El tratado se firma el 28 de junio de 1919 en la Galería de los Espejos del magnífico Palacio de Versalles, a 14 kilómetros de París. Las tres figuras prominentes del encuentro son el presidente norteamericano Woodrow Wilson, el primer ministro británico David Lloyd George y el premier francés Georges Clemenceau. Rusia, que se ha retirado de la confrontación antes de que concluya y ya se ha declarado comunista, no es invitada. Alemania, que adopta un régimen republicano tras la disolución del Imperio al final del conflicto, es excluida de las conversaciones en el suntuoso salón construido durante el reinado de Luis XIV.

Fue en Versalles donde Francia reconoció en 1783 la independencia de los Estados Unidos de Norteamérica. Allí en 1789 se convocó la Asamblea de los Estados Generales que desembocaría en la Revolución Francesa. Y también fue allí donde se originó la carnicería internacional más grande de la historia.

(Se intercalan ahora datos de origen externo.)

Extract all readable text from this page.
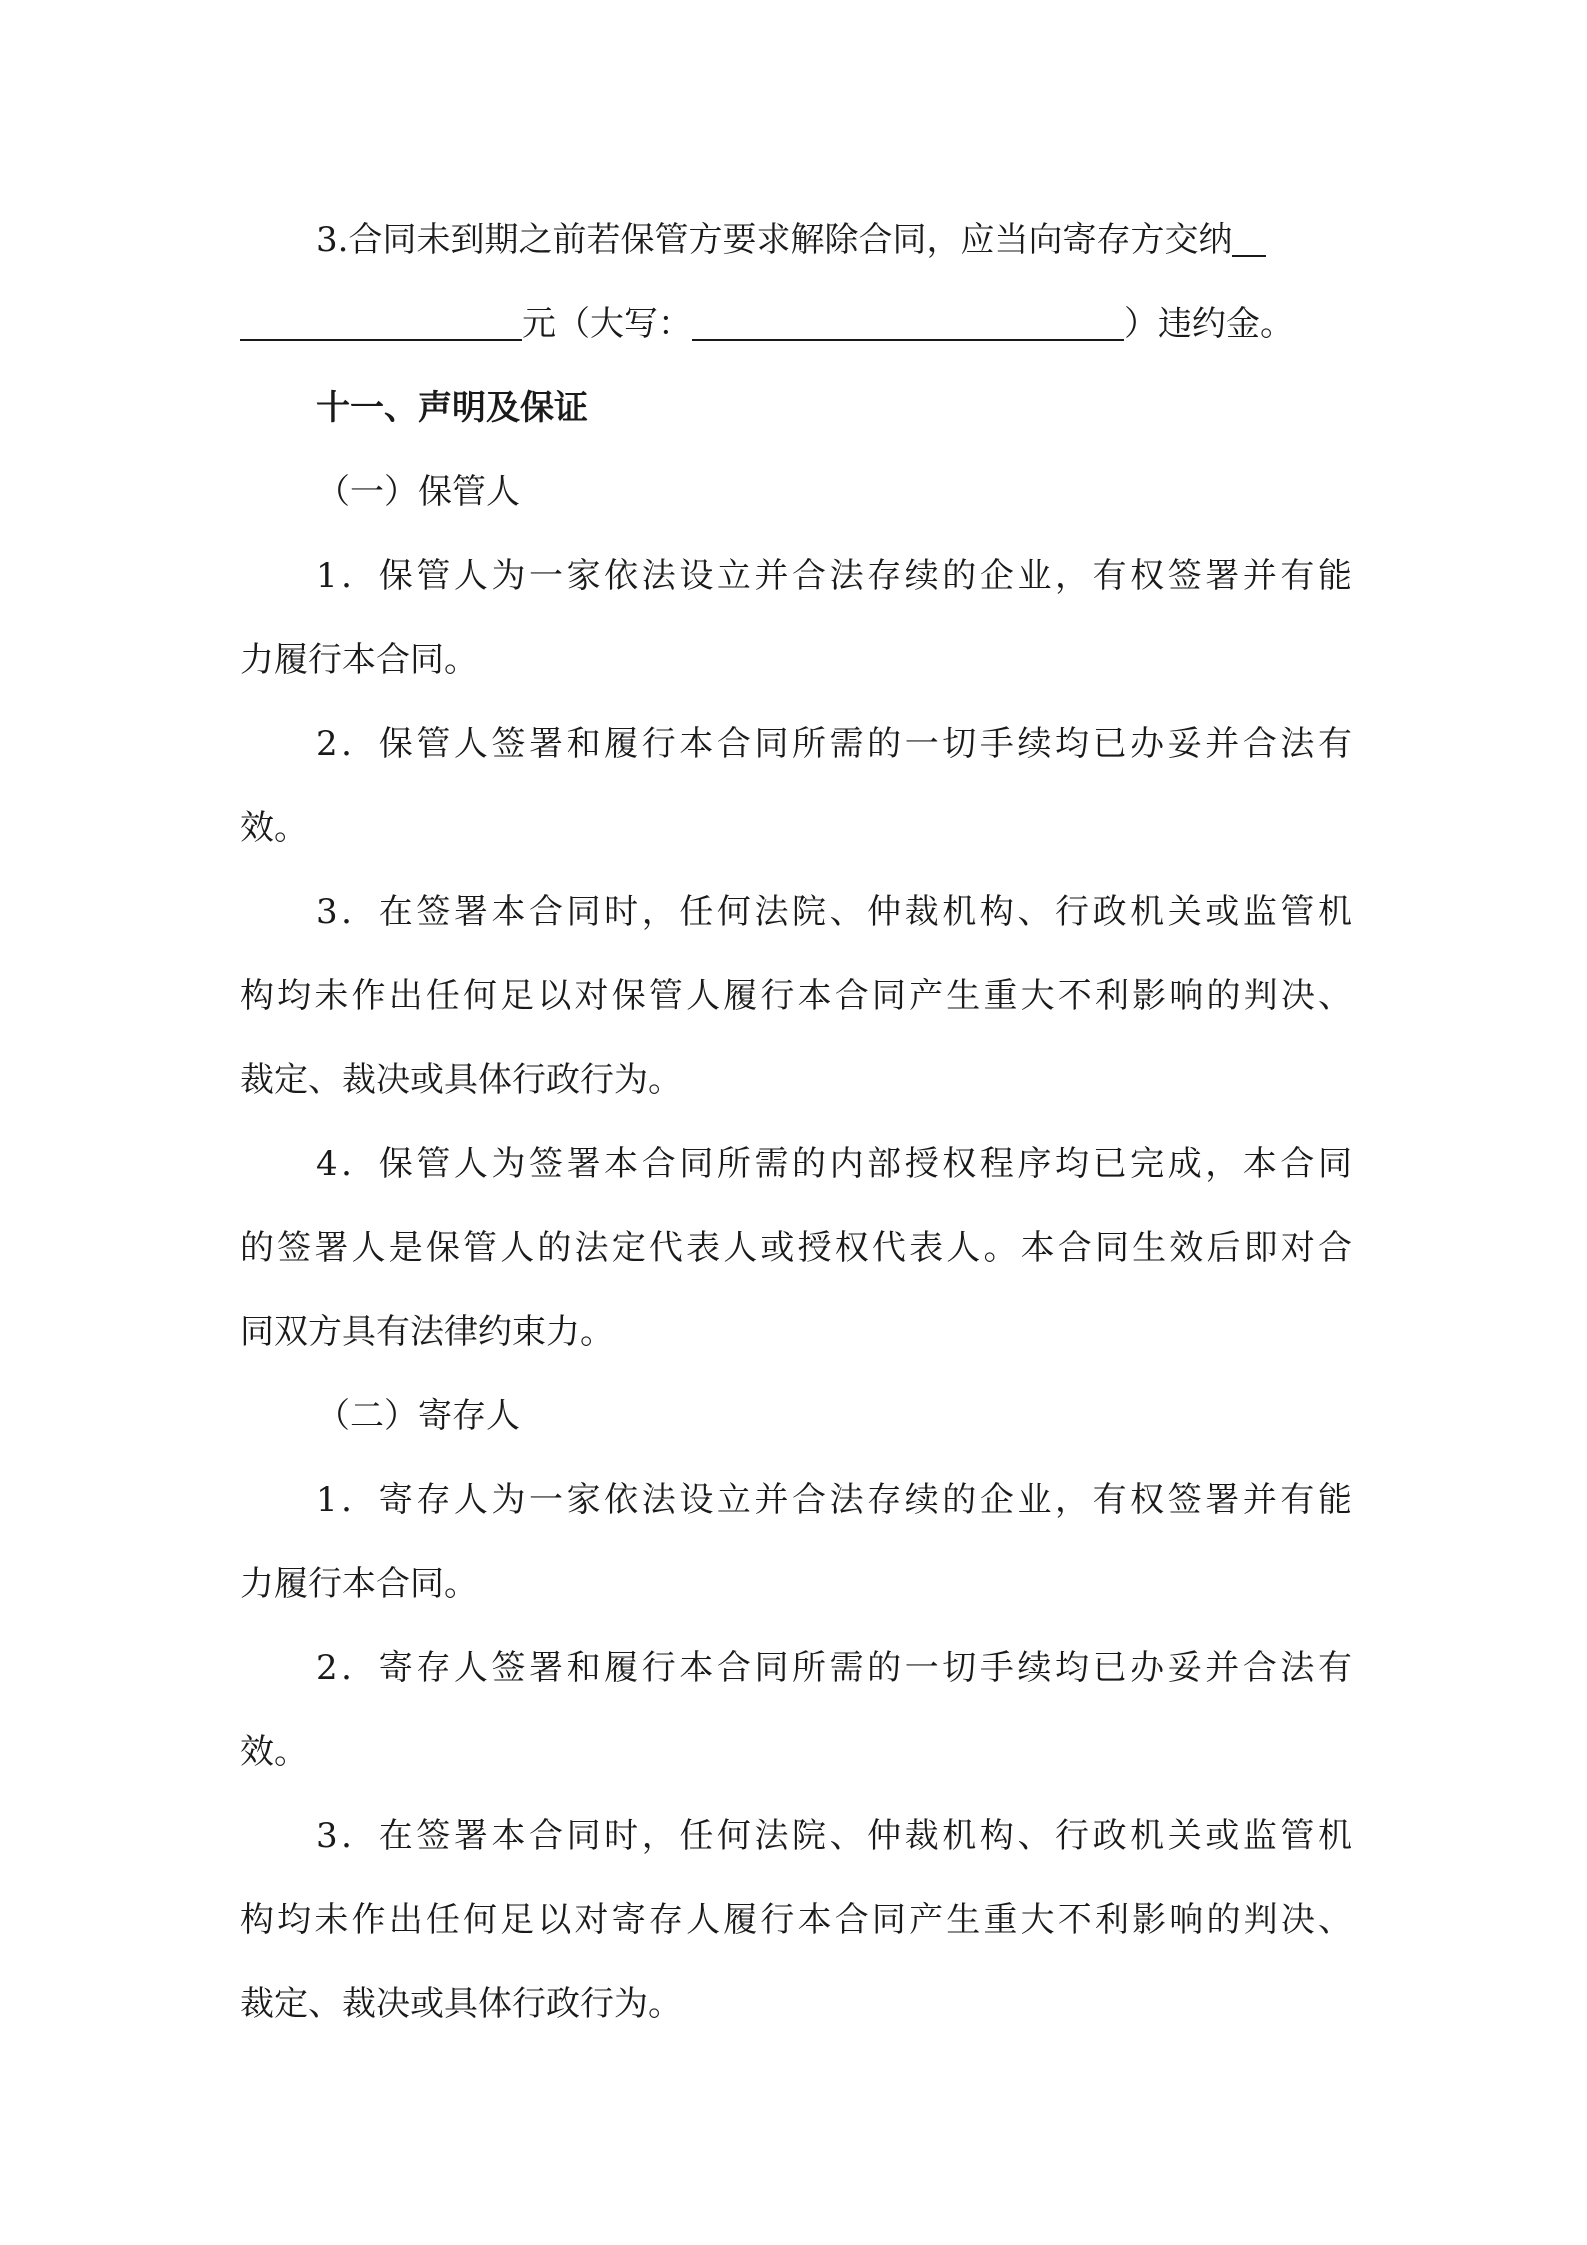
3.合同未到期之前若保管方要求解除合同，应当向寄存方交纳
元（大写：	）违约金。
十一、声明及保证
（一）保管人
1．保管人为一家依法设立并合法存续的企业，有权签署并有能
力履行本合同。
2．保管人签署和履行本合同所需的一切手续均已办妥并合法有
效。
3．在签署本合同时，任何法院、仲裁机构、行政机关或监管机
构均未作出任何足以对保管人履行本合同产生重大不利影响的判决、
裁定、裁决或具体行政行为。
4．保管人为签署本合同所需的内部授权程序均已完成，本合同
的签署人是保管人的法定代表人或授权代表人。本合同生效后即对合
同双方具有法律约束力。
（二）寄存人
1．寄存人为一家依法设立并合法存续的企业，有权签署并有能
力履行本合同。
2．寄存人签署和履行本合同所需的一切手续均已办妥并合法有
效。
3．在签署本合同时，任何法院、仲裁机构、行政机关或监管机
构均未作出任何足以对寄存人履行本合同产生重大不利影响的判决、
裁定、裁决或具体行政行为。
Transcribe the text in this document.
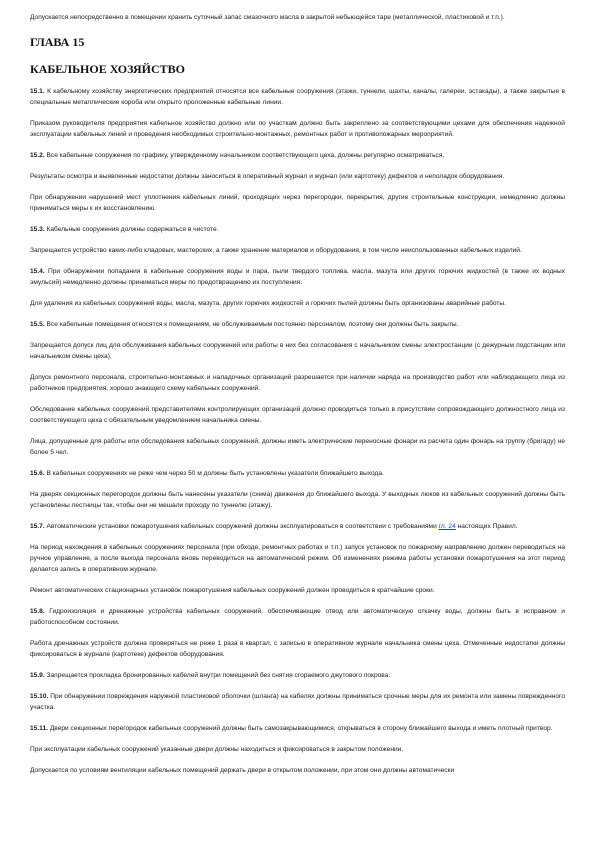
Допускается непосредственно в помещении хранить суточный запас смазочного масла в закрытой небьющейся таре (металлической, пластиковой и т.п.).

ГЛАВА 15
КАБЕЛЬНОЕ ХОЗЯЙСТВО

15.1. К кабельному хозяйству энергетических предприятий относятся все кабельные сооружения (этажи, туннели, шахты, каналы, галереи, эстакады), а также закрытые в специальные металлические короба или открыто проложенные кабельные линии.

Приказом руководителя предприятия кабельное хозяйство должно или по участкам должно быть закреплено за соответствующими цехами для обеспечения надежной эксплуатации кабельных линий и проведения необходимых строительно-монтажных, ремонтных работ и противопожарных мероприятий.

15.2. Все кабельные сооружения по графику, утвержденному начальником соответствующего цеха, должны регулярно осматриваться.

Результаты осмотра и выявленные недостатки должны заноситься в оперативный журнал и журнал (или картотеку) дефектов и неполадок оборудования.

При обнаружении нарушений мест уплотнения кабельных линий, проходящих через перегородки, перекрытия, другие строительные конструкции, немедленно должны приниматься меры к их восстановлению.

15.3. Кабельные сооружения должны содержаться в чистоте.

Запрещается устройство каких-либо кладовых, мастерских, а также хранение материалов и оборудования, в том числе неиспользованных кабельных изделий.

15.4. При обнаружении попадания в кабельные сооружения воды и пара, пыли твердого топлива, масла, мазута или других горючих жидкостей (в также их водных эмульсий) немедленно должны приниматься меры по предотвращению их поступления.

Для удаления из кабельных сооружений воды, масла, мазута, других горючих жидкостей и горючих пылей должны быть организованы аварийные работы.

15.5. Все кабельные помещения относятся к помещениям, не обслуживаемым постоянно персоналом, поэтому они должны быть закрыты.

Запрещается допуск лиц для обслуживания кабельных сооружений или работы в них без согласования с начальником смены электростанции (с дежурным подстанции или начальником смены цеха).

Допуск ремонтного персонала, строительно-монтажных и наладочных организаций разрешается при наличии наряда на производство работ или наблюдающего лица из работников предприятия, хорошо знающего схему кабельных сооружений.

Обследование кабельных сооружений представителями контролирующих организаций должно проводиться только в присутствии сопровождающего должностного лица из соответствующего цеха с обязательным уведомлением начальника смены.

Лица, допущенные для работы или обследования кабельных сооружений, должны иметь электрические переносные фонари из расчета один фонарь на группу (бригаду) не более 5 чел.

15.6. В кабельных сооружениях не реже чем через 50 м должны быть установлены указатели ближайшего выхода.

На дверях секционных перегородок должны быть нанесены указатели (схема) движения до ближайшего выхода. У выходных люков из кабельных сооружений должны быть установлены лестницы так, чтобы они не мешали проходу по туннелю (этажу).

15.7. Автоматические установки пожаротушения кабельных сооружений должны эксплуатироваться в соответствии с требованиями гл. 24 настоящих Правил.

На период нахождения в кабельных сооружениях персонала (при обходе, ремонтных работах и т.п.) запуск установок по пожарному направлению должен переводиться на ручное управление, а после выхода персонала вновь переводиться на автоматический режим. Об изменениях режима работы установки пожаротушения на этот период делается запись в оперативном журнале.

Ремонт автоматических стационарных установок пожаротушения кабельных сооружений должен проводиться в кратчайшие сроки.

15.8. Гидроизоляция и дренажные устройства кабельных сооружений, обеспечивающие отвод или автоматическую откачку воды, должны быть в исправном и работоспособном состоянии.

Работа дренажных устройств должна проверяться не реже 1 раза в квартал, с записью в оперативном журнале начальника смены цеха. Отмеченные недостатки должны фиксироваться в журнале (картотеке) дефектов оборудования.

15.9. Запрещается прокладка бронированных кабелей внутри помещений без снятия сгораемого джутового покрова.

15.10. При обнаружении повреждения наружной пластиковой оболочки (шланга) на кабелях должны приниматься срочные меры для их ремонта или замены поврежденного участка.

15.11. Двери секционных перегородок кабельных сооружений должны быть самозакрывающимися, открываться в сторону ближайшего выхода и иметь плотный притвор.

При эксплуатации кабельных сооружений указанные двери должны находиться и фиксироваться в закрытом положении.

Допускается по условиям вентиляции кабельных помещений держать двери в открытом положении, при этом они должны автоматически
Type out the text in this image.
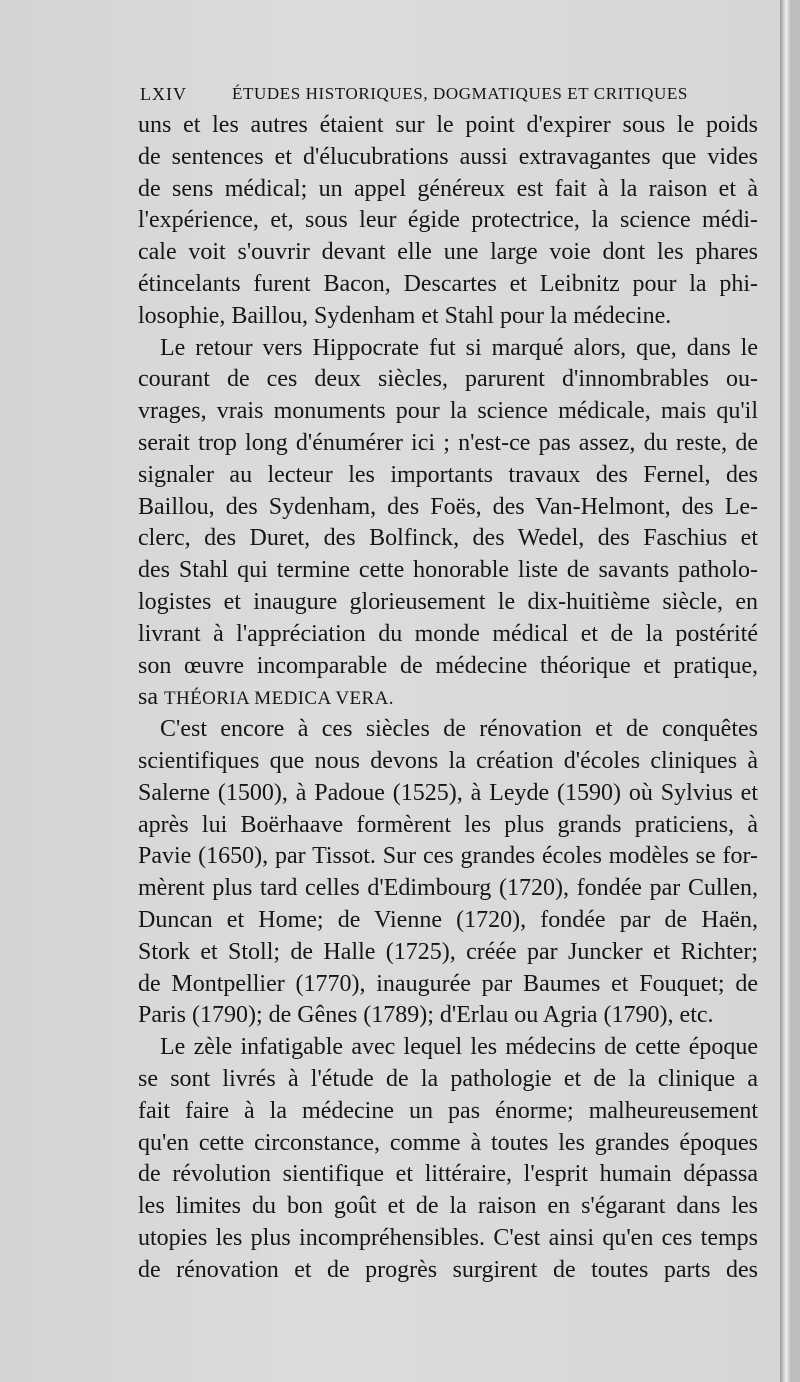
LXIV	ÉTUDES HISTORIQUES, DOGMATIQUES ET CRITIQUES
uns et les autres étaient sur le point d'expirer sous le poids
de sentences et d'élucubrations aussi extravagantes que vides
de sens médical; un appel généreux est fait à la raison et à
l'expérience, et, sous leur égide protectrice, la science médi-
cale voit s'ouvrir devant elle une large voie dont les phares
étincelants furent Bacon, Descartes et Leibnitz pour la phi-
losophie, Baillou, Sydenham et Stahl pour la médecine.
Le retour vers Hippocrate fut si marqué alors, que, dans le
courant de ces deux siècles, parurent d'innombrables ou-
vrages, vrais monuments pour la science médicale, mais qu'il
serait trop long d'énumérer ici ; n'est-ce pas assez, du reste, de
signaler au lecteur les importants travaux des Fernel, des
Baillou, des Sydenham, des Foës, des Van-Helmont, des Le-
clerc, des Duret, des Bolfinck, des Wedel, des Faschius et
des Stahl qui termine cette honorable liste de savants patholo-
logistes et inaugure glorieusement le dix-huitième siècle, en
livrant à l'appréciation du monde médical et de la postérité
son œuvre incomparable de médecine théorique et pratique,
sa THÉORIA MEDICA VERA.
C'est encore à ces siècles de rénovation et de conquêtes
scientifiques que nous devons la création d'écoles cliniques à
Salerne (1500), à Padoue (1525), à Leyde (1590) où Sylvius et
après lui Boërhaave formèrent les plus grands praticiens, à
Pavie (1650), par Tissot. Sur ces grandes écoles modèles se for-
mèrent plus tard celles d'Edimbourg (1720), fondée par Cullen,
Duncan et Home; de Vienne (1720), fondée par de Haën,
Stork et Stoll; de Halle (1725), créée par Juncker et Richter;
de Montpellier (1770), inaugurée par Baumes et Fouquet; de
Paris (1790); de Gênes (1789); d'Erlau ou Agria (1790), etc.
Le zèle infatigable avec lequel les médecins de cette époque
se sont livrés à l'étude de la pathologie et de la clinique a
fait faire à la médecine un pas énorme; malheureusement
qu'en cette circonstance, comme à toutes les grandes époques
de révolution sientifique et littéraire, l'esprit humain dépassa
les limites du bon goût et de la raison en s'égarant dans les
utopies les plus incompréhensibles. C'est ainsi qu'en ces temps
de rénovation et de progrès surgirent de toutes parts des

Esta afirmación se puede demostrar paso a paso. El Estado Mayor alemán solicita el armisticio sobre la base del programa de Woodrow Wilson, presentado en un mensaje al Senado de Estados Unidos el 21 de enero de 1917: un final “sin vencedores ni vencidos”. O sea: una paz-empate. El borrador del tratado sostiene: “La guerra no debe terminar con un acto de venganza. Ninguna nación, ningún pueblo, deben ser robados o castigados. Ninguna anexión, ninguna contribución, ninguna indemnización”. Esta honorable y generosa posibilidad determina que el ingenuo Estado Mayor alemán deponga las armas.

Poco más de dos años después, el lenguaje cambia. El 3 de marzo de 1919, Winston Churchill, primer Lord del Almirantazgo, propone ante la Cámara de los Comunes del Reino Unido: “Continuemos practicando el bloqueo por hambre con todo su rigor. Alemania está a punto de perecer de hambre. Dentro de muy pocos días estará en pleno colapso… Entonces será el momento de tratar con ella”.

Y lo que es peor, ahora el tratado incluye una cláusula que no es honorable ni generosa: “Las potencias aliadas declaran, y el gobierno alemán solemnemente admite, que la culpabilidad total en el desencadenamiento de la guerra incumbe a Alemania”.

Para asegurarse de que los perdedores no representarán nunca más un peligro bélico, los vencedores los obligan a disolver su Estado Mayor, reducir su ejército, desmantelar cuarteles y eliminar el reclutamiento militar. Les prohíben la fabricación de armas y suprimen la artillería pesada, la aviación militar y los submarinos. También disminuye la marina; la flota naval germana queda limitada a seis acorazados, seis cruceros y veinticuatro embarcaciones menores.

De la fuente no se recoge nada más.